A ramble through boyhood in the unspecified past (king on the throne, farthings in use, portrait of a ""rough man"" is revolutionary), in an unspecified locale (""Bramblewick""--near Leeds and Liverpool and a firth, the Yorkshire Post available). Told by a youngish boy (""Sonny"" to his mother. ""Worms"" to his schoolmates), this easy-going recall has a confessional tone which comes from a sense of guilt instilled by a Wesleyan mother and a revolutionary-artist father. Worms gets into innumerable fights because his clothes and apron-stringing set him apart; he's non-Bramblewick in origin and the natives disdain him. He, in turn, looks down on Chicken, his sole admirer.

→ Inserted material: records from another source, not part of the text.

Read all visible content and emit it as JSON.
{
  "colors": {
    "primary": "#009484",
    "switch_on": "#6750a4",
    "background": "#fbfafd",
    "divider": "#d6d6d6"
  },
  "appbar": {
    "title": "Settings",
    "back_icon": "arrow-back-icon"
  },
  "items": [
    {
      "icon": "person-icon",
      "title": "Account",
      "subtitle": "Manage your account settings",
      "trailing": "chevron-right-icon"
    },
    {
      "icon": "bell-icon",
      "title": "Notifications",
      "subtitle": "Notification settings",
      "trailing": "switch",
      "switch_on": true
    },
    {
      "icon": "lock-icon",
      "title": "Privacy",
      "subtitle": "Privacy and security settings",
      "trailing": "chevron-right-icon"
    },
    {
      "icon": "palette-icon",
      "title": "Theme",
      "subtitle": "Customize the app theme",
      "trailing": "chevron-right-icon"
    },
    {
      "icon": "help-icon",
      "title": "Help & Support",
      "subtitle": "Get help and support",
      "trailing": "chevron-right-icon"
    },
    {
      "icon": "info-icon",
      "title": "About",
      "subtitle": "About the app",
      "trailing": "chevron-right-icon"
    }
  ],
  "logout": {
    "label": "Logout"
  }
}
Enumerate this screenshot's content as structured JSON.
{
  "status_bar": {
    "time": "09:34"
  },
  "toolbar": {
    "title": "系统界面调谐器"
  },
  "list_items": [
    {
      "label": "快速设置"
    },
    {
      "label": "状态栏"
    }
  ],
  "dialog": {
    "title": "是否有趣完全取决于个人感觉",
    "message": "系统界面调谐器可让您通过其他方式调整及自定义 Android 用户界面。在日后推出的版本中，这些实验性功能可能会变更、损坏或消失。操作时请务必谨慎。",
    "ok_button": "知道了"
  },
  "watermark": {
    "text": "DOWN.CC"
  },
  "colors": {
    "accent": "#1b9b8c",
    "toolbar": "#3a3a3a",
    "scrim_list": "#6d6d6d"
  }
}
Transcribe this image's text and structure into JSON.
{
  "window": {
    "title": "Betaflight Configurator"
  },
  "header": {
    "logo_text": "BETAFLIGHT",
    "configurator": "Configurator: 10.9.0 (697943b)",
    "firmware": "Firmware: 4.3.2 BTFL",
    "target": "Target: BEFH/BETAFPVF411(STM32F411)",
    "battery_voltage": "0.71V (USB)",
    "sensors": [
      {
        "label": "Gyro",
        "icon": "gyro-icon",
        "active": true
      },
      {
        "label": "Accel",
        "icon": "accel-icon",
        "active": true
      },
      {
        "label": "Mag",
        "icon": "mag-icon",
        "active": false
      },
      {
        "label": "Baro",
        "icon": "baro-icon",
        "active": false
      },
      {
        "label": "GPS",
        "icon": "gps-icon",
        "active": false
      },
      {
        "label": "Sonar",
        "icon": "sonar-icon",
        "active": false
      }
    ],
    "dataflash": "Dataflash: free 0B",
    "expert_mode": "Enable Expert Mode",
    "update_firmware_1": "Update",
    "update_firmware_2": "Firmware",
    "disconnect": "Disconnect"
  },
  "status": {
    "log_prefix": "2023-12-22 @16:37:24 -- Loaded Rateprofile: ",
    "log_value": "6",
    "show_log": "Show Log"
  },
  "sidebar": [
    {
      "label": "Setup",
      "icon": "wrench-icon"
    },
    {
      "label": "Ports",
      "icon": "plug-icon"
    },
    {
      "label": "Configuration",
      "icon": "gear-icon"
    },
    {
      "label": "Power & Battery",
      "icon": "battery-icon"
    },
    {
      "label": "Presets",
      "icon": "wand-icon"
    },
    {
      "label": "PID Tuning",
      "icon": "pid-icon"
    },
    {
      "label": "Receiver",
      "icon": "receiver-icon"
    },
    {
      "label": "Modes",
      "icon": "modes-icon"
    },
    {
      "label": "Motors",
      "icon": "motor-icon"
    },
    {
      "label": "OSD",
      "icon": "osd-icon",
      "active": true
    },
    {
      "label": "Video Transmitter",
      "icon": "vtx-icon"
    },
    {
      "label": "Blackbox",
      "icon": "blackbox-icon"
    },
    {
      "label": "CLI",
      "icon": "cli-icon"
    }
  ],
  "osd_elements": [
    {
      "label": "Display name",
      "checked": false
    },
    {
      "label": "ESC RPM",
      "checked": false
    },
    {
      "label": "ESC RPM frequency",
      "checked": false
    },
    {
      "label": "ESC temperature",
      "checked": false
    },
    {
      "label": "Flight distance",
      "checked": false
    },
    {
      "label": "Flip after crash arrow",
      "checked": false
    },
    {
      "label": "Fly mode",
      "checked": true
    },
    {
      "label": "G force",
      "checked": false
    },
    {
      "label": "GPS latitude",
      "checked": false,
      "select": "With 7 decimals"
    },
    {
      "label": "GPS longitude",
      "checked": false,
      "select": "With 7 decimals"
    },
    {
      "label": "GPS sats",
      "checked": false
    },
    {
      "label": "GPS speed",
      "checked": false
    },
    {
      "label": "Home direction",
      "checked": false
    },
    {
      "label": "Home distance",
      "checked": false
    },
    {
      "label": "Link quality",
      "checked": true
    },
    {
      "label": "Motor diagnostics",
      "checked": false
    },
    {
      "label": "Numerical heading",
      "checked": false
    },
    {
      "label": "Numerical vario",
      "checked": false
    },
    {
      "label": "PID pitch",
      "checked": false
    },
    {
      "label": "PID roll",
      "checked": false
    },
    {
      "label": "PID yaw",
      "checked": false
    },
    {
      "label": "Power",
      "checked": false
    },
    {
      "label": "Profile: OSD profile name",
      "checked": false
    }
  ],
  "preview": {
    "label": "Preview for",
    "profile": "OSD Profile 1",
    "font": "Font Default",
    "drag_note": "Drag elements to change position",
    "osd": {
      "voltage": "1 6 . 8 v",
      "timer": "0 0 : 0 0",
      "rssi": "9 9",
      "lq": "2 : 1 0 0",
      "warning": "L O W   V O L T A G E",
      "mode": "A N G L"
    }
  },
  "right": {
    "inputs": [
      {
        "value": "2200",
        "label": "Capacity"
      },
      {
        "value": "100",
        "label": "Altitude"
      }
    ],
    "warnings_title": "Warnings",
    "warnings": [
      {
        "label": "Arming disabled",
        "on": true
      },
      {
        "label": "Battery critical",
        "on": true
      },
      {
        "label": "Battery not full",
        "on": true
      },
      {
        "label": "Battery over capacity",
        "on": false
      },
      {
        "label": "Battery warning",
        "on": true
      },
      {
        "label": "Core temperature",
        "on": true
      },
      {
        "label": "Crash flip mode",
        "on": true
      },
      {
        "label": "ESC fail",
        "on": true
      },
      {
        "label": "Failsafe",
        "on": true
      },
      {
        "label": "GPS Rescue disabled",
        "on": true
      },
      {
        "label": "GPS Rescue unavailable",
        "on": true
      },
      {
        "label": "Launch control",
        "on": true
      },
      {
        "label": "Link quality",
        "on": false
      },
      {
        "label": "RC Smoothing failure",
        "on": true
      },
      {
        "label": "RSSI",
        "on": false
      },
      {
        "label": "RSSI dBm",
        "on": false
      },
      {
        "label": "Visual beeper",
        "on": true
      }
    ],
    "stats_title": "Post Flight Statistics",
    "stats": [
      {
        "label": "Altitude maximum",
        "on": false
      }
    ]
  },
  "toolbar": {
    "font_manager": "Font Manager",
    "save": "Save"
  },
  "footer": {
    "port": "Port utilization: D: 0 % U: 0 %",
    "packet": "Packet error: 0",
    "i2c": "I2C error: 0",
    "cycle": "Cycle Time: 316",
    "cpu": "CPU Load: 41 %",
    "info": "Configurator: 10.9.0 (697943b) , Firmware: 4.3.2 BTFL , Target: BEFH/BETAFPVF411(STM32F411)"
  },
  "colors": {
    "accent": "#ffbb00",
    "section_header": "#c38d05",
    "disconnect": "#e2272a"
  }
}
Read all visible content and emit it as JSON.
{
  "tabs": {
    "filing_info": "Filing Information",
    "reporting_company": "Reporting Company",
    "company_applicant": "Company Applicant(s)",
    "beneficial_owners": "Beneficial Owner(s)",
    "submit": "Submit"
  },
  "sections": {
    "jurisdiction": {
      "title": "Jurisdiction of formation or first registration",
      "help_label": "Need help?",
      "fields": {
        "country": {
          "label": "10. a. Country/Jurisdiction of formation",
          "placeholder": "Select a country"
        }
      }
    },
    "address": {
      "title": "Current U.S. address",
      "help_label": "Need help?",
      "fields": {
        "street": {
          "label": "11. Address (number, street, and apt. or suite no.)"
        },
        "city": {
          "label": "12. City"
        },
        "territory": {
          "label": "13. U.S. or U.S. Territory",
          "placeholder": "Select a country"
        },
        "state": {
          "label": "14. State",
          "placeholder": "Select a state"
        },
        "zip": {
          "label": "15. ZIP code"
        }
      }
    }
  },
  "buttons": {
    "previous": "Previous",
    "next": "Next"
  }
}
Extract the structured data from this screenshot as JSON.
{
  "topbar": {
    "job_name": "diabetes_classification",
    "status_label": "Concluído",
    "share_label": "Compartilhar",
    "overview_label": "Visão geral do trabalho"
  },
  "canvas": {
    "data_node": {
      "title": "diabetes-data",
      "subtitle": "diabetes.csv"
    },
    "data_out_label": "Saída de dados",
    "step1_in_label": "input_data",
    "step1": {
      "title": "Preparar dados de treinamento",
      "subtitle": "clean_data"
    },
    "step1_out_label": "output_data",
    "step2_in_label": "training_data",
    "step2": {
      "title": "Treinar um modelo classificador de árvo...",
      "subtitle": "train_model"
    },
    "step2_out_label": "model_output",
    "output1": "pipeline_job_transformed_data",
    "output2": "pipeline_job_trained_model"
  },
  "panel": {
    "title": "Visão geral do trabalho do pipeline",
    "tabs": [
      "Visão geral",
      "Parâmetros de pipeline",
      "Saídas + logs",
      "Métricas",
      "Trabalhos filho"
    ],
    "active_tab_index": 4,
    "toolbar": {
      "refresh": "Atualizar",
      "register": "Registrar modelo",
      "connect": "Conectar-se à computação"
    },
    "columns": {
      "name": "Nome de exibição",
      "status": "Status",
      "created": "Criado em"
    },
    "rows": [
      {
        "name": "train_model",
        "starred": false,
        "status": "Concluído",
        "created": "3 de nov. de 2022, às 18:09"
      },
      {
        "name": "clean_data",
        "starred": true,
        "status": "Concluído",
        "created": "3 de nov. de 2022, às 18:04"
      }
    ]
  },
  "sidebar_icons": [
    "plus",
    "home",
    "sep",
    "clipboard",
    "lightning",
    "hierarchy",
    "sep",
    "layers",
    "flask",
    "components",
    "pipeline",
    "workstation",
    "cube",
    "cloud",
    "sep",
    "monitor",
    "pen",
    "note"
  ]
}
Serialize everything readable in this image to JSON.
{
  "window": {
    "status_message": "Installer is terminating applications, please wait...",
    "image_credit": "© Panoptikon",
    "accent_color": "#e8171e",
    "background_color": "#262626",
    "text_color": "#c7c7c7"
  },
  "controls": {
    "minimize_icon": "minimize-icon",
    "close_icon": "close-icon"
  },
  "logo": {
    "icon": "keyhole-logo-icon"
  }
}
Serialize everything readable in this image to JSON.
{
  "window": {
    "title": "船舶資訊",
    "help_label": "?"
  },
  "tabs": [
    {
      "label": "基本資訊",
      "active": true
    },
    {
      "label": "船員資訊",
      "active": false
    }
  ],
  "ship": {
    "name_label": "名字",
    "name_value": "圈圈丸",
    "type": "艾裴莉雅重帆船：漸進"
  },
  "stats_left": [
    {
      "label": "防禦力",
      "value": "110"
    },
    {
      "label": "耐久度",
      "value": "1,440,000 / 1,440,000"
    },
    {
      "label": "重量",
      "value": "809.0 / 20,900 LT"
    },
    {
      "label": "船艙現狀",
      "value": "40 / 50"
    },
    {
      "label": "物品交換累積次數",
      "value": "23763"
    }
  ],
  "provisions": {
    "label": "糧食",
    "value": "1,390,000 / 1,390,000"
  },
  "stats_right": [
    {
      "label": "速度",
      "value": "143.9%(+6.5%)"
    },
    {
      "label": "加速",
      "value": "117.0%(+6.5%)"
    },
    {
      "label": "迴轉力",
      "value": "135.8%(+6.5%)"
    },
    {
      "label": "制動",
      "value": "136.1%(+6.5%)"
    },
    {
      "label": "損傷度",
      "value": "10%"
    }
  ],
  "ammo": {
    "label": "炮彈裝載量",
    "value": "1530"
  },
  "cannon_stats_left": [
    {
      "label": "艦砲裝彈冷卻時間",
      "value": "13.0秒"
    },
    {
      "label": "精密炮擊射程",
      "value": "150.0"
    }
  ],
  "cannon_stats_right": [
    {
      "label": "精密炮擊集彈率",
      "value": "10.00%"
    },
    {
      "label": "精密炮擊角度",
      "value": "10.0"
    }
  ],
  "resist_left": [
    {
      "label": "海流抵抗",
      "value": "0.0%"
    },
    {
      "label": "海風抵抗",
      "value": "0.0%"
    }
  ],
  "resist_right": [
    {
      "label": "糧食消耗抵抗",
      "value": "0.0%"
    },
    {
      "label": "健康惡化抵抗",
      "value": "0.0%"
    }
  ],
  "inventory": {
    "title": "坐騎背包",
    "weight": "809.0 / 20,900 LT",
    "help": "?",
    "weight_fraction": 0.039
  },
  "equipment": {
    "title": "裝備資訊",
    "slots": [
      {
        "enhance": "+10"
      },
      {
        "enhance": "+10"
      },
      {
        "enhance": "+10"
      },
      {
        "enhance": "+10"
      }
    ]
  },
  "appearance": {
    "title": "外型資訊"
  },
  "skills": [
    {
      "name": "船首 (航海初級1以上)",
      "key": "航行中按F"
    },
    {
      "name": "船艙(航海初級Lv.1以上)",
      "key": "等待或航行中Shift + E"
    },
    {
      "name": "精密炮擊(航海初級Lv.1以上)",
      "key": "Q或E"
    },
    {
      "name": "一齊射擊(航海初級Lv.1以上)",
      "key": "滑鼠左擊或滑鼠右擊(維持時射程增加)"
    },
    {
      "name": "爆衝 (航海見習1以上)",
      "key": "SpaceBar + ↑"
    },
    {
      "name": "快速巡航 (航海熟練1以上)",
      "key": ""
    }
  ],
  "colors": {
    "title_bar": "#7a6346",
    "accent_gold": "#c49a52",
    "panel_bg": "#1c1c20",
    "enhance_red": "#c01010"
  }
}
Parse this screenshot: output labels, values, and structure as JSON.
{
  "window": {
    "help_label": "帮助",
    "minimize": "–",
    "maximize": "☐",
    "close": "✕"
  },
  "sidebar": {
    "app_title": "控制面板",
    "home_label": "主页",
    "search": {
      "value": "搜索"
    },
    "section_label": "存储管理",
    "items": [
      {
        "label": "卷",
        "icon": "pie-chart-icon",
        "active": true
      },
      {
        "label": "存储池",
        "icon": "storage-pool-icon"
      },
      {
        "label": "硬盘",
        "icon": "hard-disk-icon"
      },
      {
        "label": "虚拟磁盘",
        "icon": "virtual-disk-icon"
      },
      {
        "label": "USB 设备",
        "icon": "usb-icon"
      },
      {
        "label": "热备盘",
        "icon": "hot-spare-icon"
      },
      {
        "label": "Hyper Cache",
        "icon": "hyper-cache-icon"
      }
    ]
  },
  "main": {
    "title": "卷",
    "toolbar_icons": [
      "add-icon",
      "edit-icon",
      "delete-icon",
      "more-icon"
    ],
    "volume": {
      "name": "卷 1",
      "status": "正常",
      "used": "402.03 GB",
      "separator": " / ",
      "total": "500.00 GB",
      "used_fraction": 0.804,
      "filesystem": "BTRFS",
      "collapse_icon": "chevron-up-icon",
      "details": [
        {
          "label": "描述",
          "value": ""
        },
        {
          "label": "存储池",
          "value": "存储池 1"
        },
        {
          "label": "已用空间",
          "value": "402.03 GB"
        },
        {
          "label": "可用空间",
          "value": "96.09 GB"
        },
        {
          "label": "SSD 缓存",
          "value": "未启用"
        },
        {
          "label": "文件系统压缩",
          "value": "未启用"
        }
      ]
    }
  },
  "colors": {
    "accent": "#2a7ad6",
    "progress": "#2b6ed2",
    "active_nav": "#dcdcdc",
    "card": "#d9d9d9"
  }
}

The boy's eye view sounds convincing: a temperance society man lectures against the ""poison""; a neighbor survives a fall from a cliff because of a straw hat; Chicken moves away when his father, a habitual drunkard, dies. Posh Charley is a temporary replacement until he and his sham-Major father run off with the goods. As unstructured as any growing up--looking for seagull eggs, smoking secret fags, setting off firecrackers--with some memorable episodes, even if looking for time and place is an adventure in itself.